All young people in Nashville now
can learn, play and work together
Photo: AP/Josh Anderson
To commemorate Black History month, parents can sit down with their teens and really discuss all of the privileges and opportunities that our millenials take for granted. Surely, we don't want to dwell on the negativity of Nashville's segregated era; but it is also important to remember that life used to be different for teens in the 1950's, to know how far we have come, and understand a clear pathway for the future.

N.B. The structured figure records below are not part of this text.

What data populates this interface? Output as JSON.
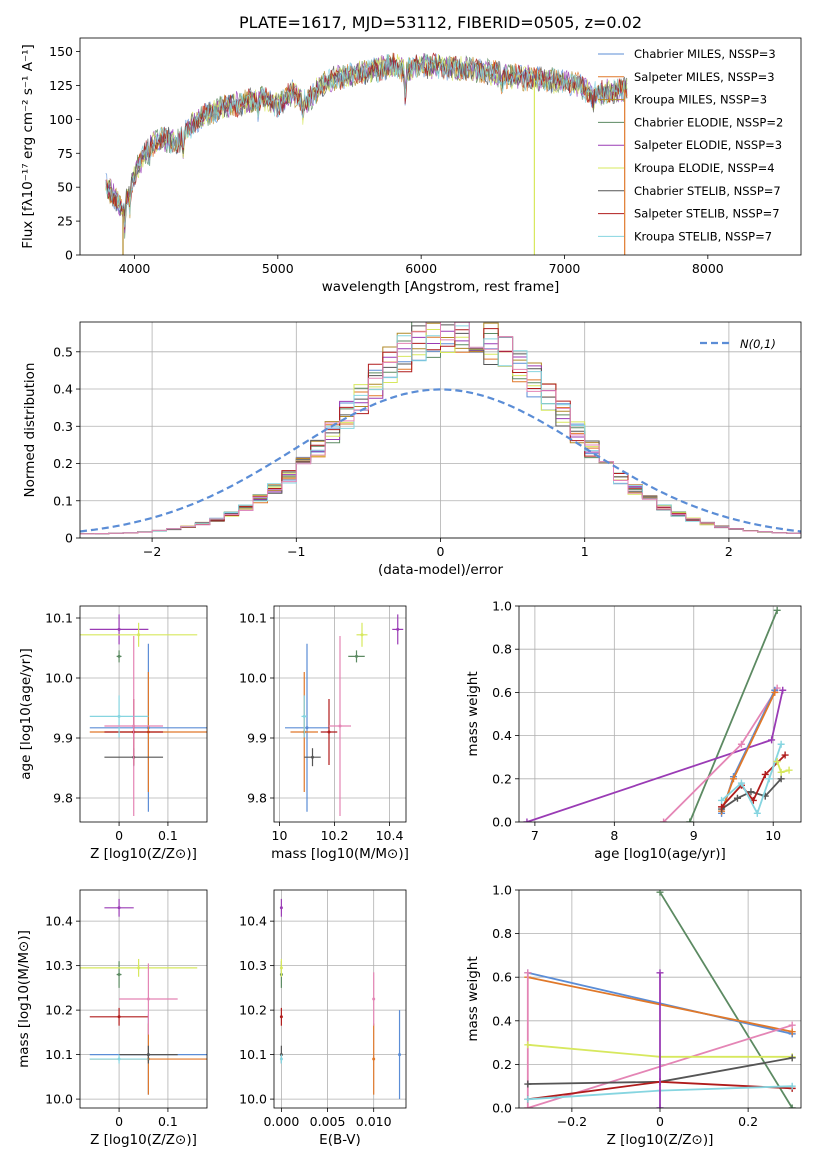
{
  "colors": {
    "c1": "#5b8dd6",
    "c2": "#e0782a",
    "c3": "#b08a28",
    "c4": "#5c8a62",
    "c5": "#9a3bb5",
    "c6": "#d7e85e",
    "c7": "#555555",
    "c8": "#b01c1c",
    "c9": "#86d5e0",
    "c10": "#e485b5",
    "grid": "#b0b0b0",
    "normal": "#5b8dd6"
  },
  "chart_data": [
    {
      "id": "spectrum",
      "type": "line",
      "title": "PLATE=1617, MJD=53112, FIBERID=0505, z=0.02",
      "xlabel": "wavelength [Angstrom, rest frame]",
      "ylabel": "Flux [fλ10⁻¹⁷ erg cm⁻² s⁻¹ A⁻¹]",
      "xlim": [
        3620,
        8650
      ],
      "ylim": [
        0,
        160
      ],
      "xticks": [
        4000,
        5000,
        6000,
        7000,
        8000
      ],
      "yticks": [
        0,
        25,
        50,
        75,
        100,
        125,
        150
      ],
      "grid": false,
      "legend": "upper right",
      "continuum": [
        [
          3800,
          52
        ],
        [
          3860,
          42
        ],
        [
          3920,
          34
        ],
        [
          4000,
          60
        ],
        [
          4100,
          80
        ],
        [
          4200,
          86
        ],
        [
          4300,
          83
        ],
        [
          4400,
          96
        ],
        [
          4500,
          104
        ],
        [
          4600,
          108
        ],
        [
          4700,
          111
        ],
        [
          4800,
          113
        ],
        [
          4900,
          116
        ],
        [
          5000,
          110
        ],
        [
          5100,
          120
        ],
        [
          5200,
          112
        ],
        [
          5300,
          125
        ],
        [
          5400,
          130
        ],
        [
          5500,
          133
        ],
        [
          5600,
          135
        ],
        [
          5700,
          137
        ],
        [
          5800,
          140
        ],
        [
          5900,
          136
        ],
        [
          6000,
          140
        ],
        [
          6100,
          139
        ],
        [
          6200,
          138
        ],
        [
          6300,
          138
        ],
        [
          6400,
          136
        ],
        [
          6500,
          134
        ],
        [
          6600,
          132
        ],
        [
          6700,
          131
        ],
        [
          6800,
          130
        ],
        [
          6900,
          129
        ],
        [
          7000,
          128
        ],
        [
          7100,
          126
        ],
        [
          7200,
          118
        ],
        [
          7300,
          121
        ],
        [
          7400,
          122
        ]
      ],
      "series": [
        {
          "name": "Chabrier MILES, N_SSP=3",
          "color": "c1"
        },
        {
          "name": "Salpeter MILES, N_SSP=3",
          "color": "c2"
        },
        {
          "name": "Kroupa MILES, N_SSP=3",
          "color": "c3"
        },
        {
          "name": "Chabrier ELODIE, N_SSP=2",
          "color": "c4"
        },
        {
          "name": "Salpeter ELODIE, N_SSP=3",
          "color": "c5"
        },
        {
          "name": "Kroupa ELODIE, N_SSP=4",
          "color": "c6"
        },
        {
          "name": "Chabrier STELIB, N_SSP=7",
          "color": "c7"
        },
        {
          "name": "Salpeter STELIB, N_SSP=7",
          "color": "c8"
        },
        {
          "name": "Kroupa STELIB, N_SSP=7",
          "color": "c9"
        }
      ],
      "drops": [
        [
          3920,
          "c3"
        ],
        [
          6790,
          "c6"
        ],
        [
          7420,
          "c2"
        ]
      ]
    },
    {
      "id": "residuals",
      "type": "histogram",
      "xlabel": "(data-model)/error",
      "ylabel": "Normed distribution",
      "xlim": [
        -2.5,
        2.5
      ],
      "ylim": [
        0,
        0.58
      ],
      "xticks": [
        -2,
        -1,
        0,
        1,
        2
      ],
      "yticks": [
        0.0,
        0.1,
        0.2,
        0.3,
        0.4,
        0.5
      ],
      "grid": true,
      "legend": "upper right",
      "legend_label": "N(0,1)",
      "bin_width": 0.1,
      "histogram_colors": [
        "c1",
        "c2",
        "c3",
        "c4",
        "c5",
        "c6",
        "c7",
        "c8",
        "c9",
        "c10"
      ]
    },
    {
      "id": "age_vs_Z",
      "type": "scatter",
      "xlabel": "Z [log10(Z/Z⊙)]",
      "ylabel": "age [log10(age/yr)]",
      "xlim": [
        -0.08,
        0.18
      ],
      "ylim": [
        9.76,
        10.12
      ],
      "xticks": [
        0.0,
        0.1
      ],
      "yticks": [
        9.8,
        9.9,
        10.0,
        10.1
      ],
      "grid": true,
      "points": [
        {
          "c": "c1",
          "x": 0.06,
          "y": 9.917,
          "xe": 0.12,
          "ye": 0.14
        },
        {
          "c": "c2",
          "x": 0.06,
          "y": 9.91,
          "xe": 0.12,
          "ye": 0.1
        },
        {
          "c": "c4",
          "x": 0.0,
          "y": 10.036,
          "xe": 0.005,
          "ye": 0.01
        },
        {
          "c": "c5",
          "x": 0.0,
          "y": 10.081,
          "xe": 0.06,
          "ye": 0.025
        },
        {
          "c": "c6",
          "x": 0.04,
          "y": 10.072,
          "xe": 0.12,
          "ye": 0.02
        },
        {
          "c": "c7",
          "x": 0.03,
          "y": 9.868,
          "xe": 0.06,
          "ye": 0.015
        },
        {
          "c": "c8",
          "x": 0.03,
          "y": 9.91,
          "xe": 0.06,
          "ye": 0.055
        },
        {
          "c": "c9",
          "x": 0.0,
          "y": 9.936,
          "xe": 0.06,
          "ye": 0.035
        },
        {
          "c": "c10",
          "x": 0.03,
          "y": 9.92,
          "xe": 0.06,
          "ye": 0.15
        }
      ]
    },
    {
      "id": "age_vs_mass",
      "type": "scatter",
      "xlabel": "mass [log10(M/M⊙)]",
      "ylabel": "",
      "xlim": [
        9.98,
        10.46
      ],
      "ylim": [
        9.76,
        10.12
      ],
      "xticks": [
        10.0,
        10.2,
        10.4
      ],
      "yticks": [
        9.8,
        9.9,
        10.0,
        10.1
      ],
      "grid": true,
      "points": [
        {
          "c": "c1",
          "x": 10.1,
          "y": 9.917,
          "xe": 0.08,
          "ye": 0.14
        },
        {
          "c": "c2",
          "x": 10.09,
          "y": 9.91,
          "xe": 0.05,
          "ye": 0.1
        },
        {
          "c": "c4",
          "x": 10.28,
          "y": 10.036,
          "xe": 0.03,
          "ye": 0.01
        },
        {
          "c": "c5",
          "x": 10.43,
          "y": 10.081,
          "xe": 0.02,
          "ye": 0.025
        },
        {
          "c": "c6",
          "x": 10.3,
          "y": 10.072,
          "xe": 0.02,
          "ye": 0.02
        },
        {
          "c": "c7",
          "x": 10.12,
          "y": 9.868,
          "xe": 0.03,
          "ye": 0.015
        },
        {
          "c": "c8",
          "x": 10.18,
          "y": 9.91,
          "xe": 0.03,
          "ye": 0.055
        },
        {
          "c": "c9",
          "x": 10.09,
          "y": 9.936,
          "xe": 0.01,
          "ye": 0.035
        },
        {
          "c": "c10",
          "x": 10.22,
          "y": 9.92,
          "xe": 0.04,
          "ye": 0.15
        }
      ]
    },
    {
      "id": "weight_vs_age",
      "type": "line",
      "xlabel": "age [log10(age/yr)]",
      "ylabel": "mass weight",
      "xlim": [
        6.8,
        10.35
      ],
      "ylim": [
        0,
        1
      ],
      "xticks": [
        7,
        8,
        9,
        10
      ],
      "yticks": [
        0.0,
        0.2,
        0.4,
        0.6,
        0.8,
        1.0
      ],
      "grid": true,
      "series": [
        {
          "c": "c4",
          "pts": [
            [
              8.95,
              0.0
            ],
            [
              10.05,
              0.98
            ]
          ]
        },
        {
          "c": "c5",
          "pts": [
            [
              6.9,
              0.0
            ],
            [
              9.98,
              0.38
            ],
            [
              10.12,
              0.61
            ]
          ]
        },
        {
          "c": "c10",
          "pts": [
            [
              8.62,
              0.0
            ],
            [
              9.6,
              0.36
            ],
            [
              10.05,
              0.62
            ]
          ]
        },
        {
          "c": "c1",
          "pts": [
            [
              9.35,
              0.04
            ],
            [
              9.5,
              0.21
            ],
            [
              10.02,
              0.61
            ]
          ]
        },
        {
          "c": "c2",
          "pts": [
            [
              9.35,
              0.05
            ],
            [
              9.5,
              0.2
            ],
            [
              10.02,
              0.6
            ]
          ]
        },
        {
          "c": "c7",
          "pts": [
            [
              9.35,
              0.06
            ],
            [
              9.55,
              0.11
            ],
            [
              9.72,
              0.14
            ],
            [
              9.9,
              0.12
            ],
            [
              10.1,
              0.2
            ]
          ]
        },
        {
          "c": "c8",
          "pts": [
            [
              9.35,
              0.07
            ],
            [
              9.6,
              0.17
            ],
            [
              9.75,
              0.1
            ],
            [
              9.9,
              0.22
            ],
            [
              10.15,
              0.31
            ]
          ]
        },
        {
          "c": "c9",
          "pts": [
            [
              9.35,
              0.1
            ],
            [
              9.6,
              0.18
            ],
            [
              9.8,
              0.04
            ],
            [
              9.95,
              0.2
            ],
            [
              10.1,
              0.36
            ]
          ]
        },
        {
          "c": "c6",
          "pts": [
            [
              10.05,
              0.28
            ],
            [
              10.1,
              0.23
            ],
            [
              10.2,
              0.24
            ]
          ]
        }
      ]
    },
    {
      "id": "mass_vs_Z",
      "type": "scatter",
      "xlabel": "Z [log10(Z/Z⊙)]",
      "ylabel": "mass [log10(M/M⊙)]",
      "xlim": [
        -0.08,
        0.18
      ],
      "ylim": [
        9.98,
        10.47
      ],
      "xticks": [
        0.0,
        0.1
      ],
      "yticks": [
        10.0,
        10.1,
        10.2,
        10.3,
        10.4
      ],
      "grid": true,
      "points": [
        {
          "c": "c1",
          "x": 0.06,
          "y": 10.1,
          "xe": 0.12,
          "ye": 0.09
        },
        {
          "c": "c2",
          "x": 0.06,
          "y": 10.09,
          "xe": 0.12,
          "ye": 0.08
        },
        {
          "c": "c4",
          "x": 0.0,
          "y": 10.28,
          "xe": 0.005,
          "ye": 0.03
        },
        {
          "c": "c5",
          "x": 0.0,
          "y": 10.43,
          "xe": 0.03,
          "ye": 0.02
        },
        {
          "c": "c6",
          "x": 0.04,
          "y": 10.295,
          "xe": 0.12,
          "ye": 0.02
        },
        {
          "c": "c7",
          "x": 0.06,
          "y": 10.1,
          "xe": 0.06,
          "ye": 0.02
        },
        {
          "c": "c8",
          "x": 0.0,
          "y": 10.185,
          "xe": 0.06,
          "ye": 0.02
        },
        {
          "c": "c9",
          "x": 0.0,
          "y": 10.09,
          "xe": 0.06,
          "ye": 0.01
        },
        {
          "c": "c10",
          "x": 0.06,
          "y": 10.225,
          "xe": 0.06,
          "ye": 0.08
        }
      ]
    },
    {
      "id": "mass_vs_ebv",
      "type": "scatter",
      "xlabel": "E(B-V)",
      "ylabel": "",
      "xlim": [
        -0.0008,
        0.0135
      ],
      "ylim": [
        9.98,
        10.47
      ],
      "xticks": [
        0.0,
        0.005,
        0.01
      ],
      "xtick_labels": [
        "0.000",
        "0.005",
        "0.010"
      ],
      "yticks": [
        10.0,
        10.1,
        10.2,
        10.3,
        10.4
      ],
      "grid": true,
      "points": [
        {
          "c": "c1",
          "x": 0.0128,
          "y": 10.1,
          "xe": 0,
          "ye": 0.1
        },
        {
          "c": "c2",
          "x": 0.01,
          "y": 10.09,
          "xe": 0,
          "ye": 0.08
        },
        {
          "c": "c4",
          "x": 0.0,
          "y": 10.28,
          "xe": 0,
          "ye": 0.03
        },
        {
          "c": "c5",
          "x": 0.0,
          "y": 10.43,
          "xe": 0,
          "ye": 0.02
        },
        {
          "c": "c6",
          "x": 0.0,
          "y": 10.295,
          "xe": 0,
          "ye": 0.02
        },
        {
          "c": "c7",
          "x": 0.0,
          "y": 10.1,
          "xe": 0,
          "ye": 0.02
        },
        {
          "c": "c8",
          "x": 0.0,
          "y": 10.185,
          "xe": 0,
          "ye": 0.02
        },
        {
          "c": "c9",
          "x": 0.0,
          "y": 10.09,
          "xe": 0,
          "ye": 0.01
        },
        {
          "c": "c10",
          "x": 0.01,
          "y": 10.225,
          "xe": 0,
          "ye": 0.06
        }
      ]
    },
    {
      "id": "weight_vs_Z",
      "type": "line",
      "xlabel": "Z [log10(Z/Z⊙)]",
      "ylabel": "mass weight",
      "xlim": [
        -0.32,
        0.32
      ],
      "ylim": [
        0,
        1
      ],
      "xticks": [
        -0.2,
        0.0,
        0.2
      ],
      "yticks": [
        0.0,
        0.2,
        0.4,
        0.6,
        0.8,
        1.0
      ],
      "grid": true,
      "series": [
        {
          "c": "c4",
          "pts": [
            [
              0.0,
              0.99
            ],
            [
              0.3,
              0.0
            ]
          ]
        },
        {
          "c": "c1",
          "pts": [
            [
              -0.3,
              0.62
            ],
            [
              0.3,
              0.34
            ]
          ]
        },
        {
          "c": "c2",
          "pts": [
            [
              -0.3,
              0.6
            ],
            [
              0.3,
              0.35
            ]
          ]
        },
        {
          "c": "c10",
          "pts": [
            [
              -0.3,
              0.62
            ],
            [
              -0.3,
              0.0
            ],
            [
              0.3,
              0.38
            ]
          ]
        },
        {
          "c": "c6",
          "pts": [
            [
              -0.3,
              0.29
            ],
            [
              0.0,
              0.235
            ],
            [
              0.3,
              0.235
            ]
          ]
        },
        {
          "c": "c7",
          "pts": [
            [
              -0.3,
              0.11
            ],
            [
              0.0,
              0.12
            ],
            [
              0.3,
              0.23
            ]
          ]
        },
        {
          "c": "c8",
          "pts": [
            [
              -0.3,
              0.04
            ],
            [
              0.0,
              0.12
            ],
            [
              0.3,
              0.09
            ]
          ]
        },
        {
          "c": "c9",
          "pts": [
            [
              -0.3,
              0.04
            ],
            [
              0.0,
              0.08
            ],
            [
              0.3,
              0.1
            ]
          ]
        },
        {
          "c": "c5",
          "pts": [
            [
              0.0,
              0.0
            ],
            [
              0.0,
              0.62
            ]
          ]
        }
      ]
    }
  ]
}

Life for teens in Nashville in the 1950's was similar to the 21st century in the sense that teens then had some of the same aspirations, dreams, and goals as today. Teens wanted to grow up healthy, make their parents proud of them, and many wanted to continue thier education beyond high school, to become a specialist, a doctor, a math teacher, or an engineer. Although there were young women in Nashville who went on to college, many preferred to get married and began raising a family. One key difference in teens of today and those of 1950s was public life. Legal separation of the races (and that meant Asian, Latino, and African Americans) was the rule of the day. This separation or segregation was on the law books and enforceable by local authorities. If a person crossed the line, he or she would be arrested, could stand trial, and be sent to jail. Legal segregation included public buses, stores, amusements, entertainment, and public parks, as well as education, most Black teens had to travel many miles from home for attendance at one of two schools designated for people of color.
Many of our teens have heard this history, but in our fast-paced technological world, they may find it hard to grasp the social and emotional impact without concrete examples (i.e. instant gratification). One website, Nashville Memories, lists many examples of fun places that white teens could go regularly for fun, a date, or to exercise. They were downtown retailers who had special offerings for young people, such as Harvey's which boasted live monkeys running through the store, cinemas that also had soda fountains, and many skating rinks, public parks, and swimming pools. Now ask your teen to imagine not being able to enjoy any of the fun, except on certain days, called Colored Only Days. And in the case of the swimming pools, you could see other teens swim, but if you were of color, you were legally unable to join in. How would your teen have been affected? How do you think they would have felt?
It is important, however, not to leave your teen with this dismal picture of American life. One of the unrelenting bright spots about Americans and about Nashvillians is our ability to dream, invent, and experiment. Have your teen imagine what they would have done if they were an adult in the 1950s faced with legal segregation and how they would have brought it to an end. Have them also think about the present and the current issues that impact an equal education for all in Metro Nashville Public Schools. Let them know that their voices matters and they do have a right to let the school board and the Superintendent know how they feel through letters or emails. Most importantly, have your teen dream of the Nashville of the future. What will it be like for their children and grandchildren? How will life have improved and what would they like to see done differently? Remember along with attorneys like Mr. Z. Alexander Looby, Nashville's public places and schools were desegregated by youth, college students and little girls and boys as young as six years old in elementary schools such as Bailey, Fehr, Hattie Cotton, and Jones. If those young people changed our city with a made-up mind and vey little resources, the possibilities for change with our contemporary teens are endless.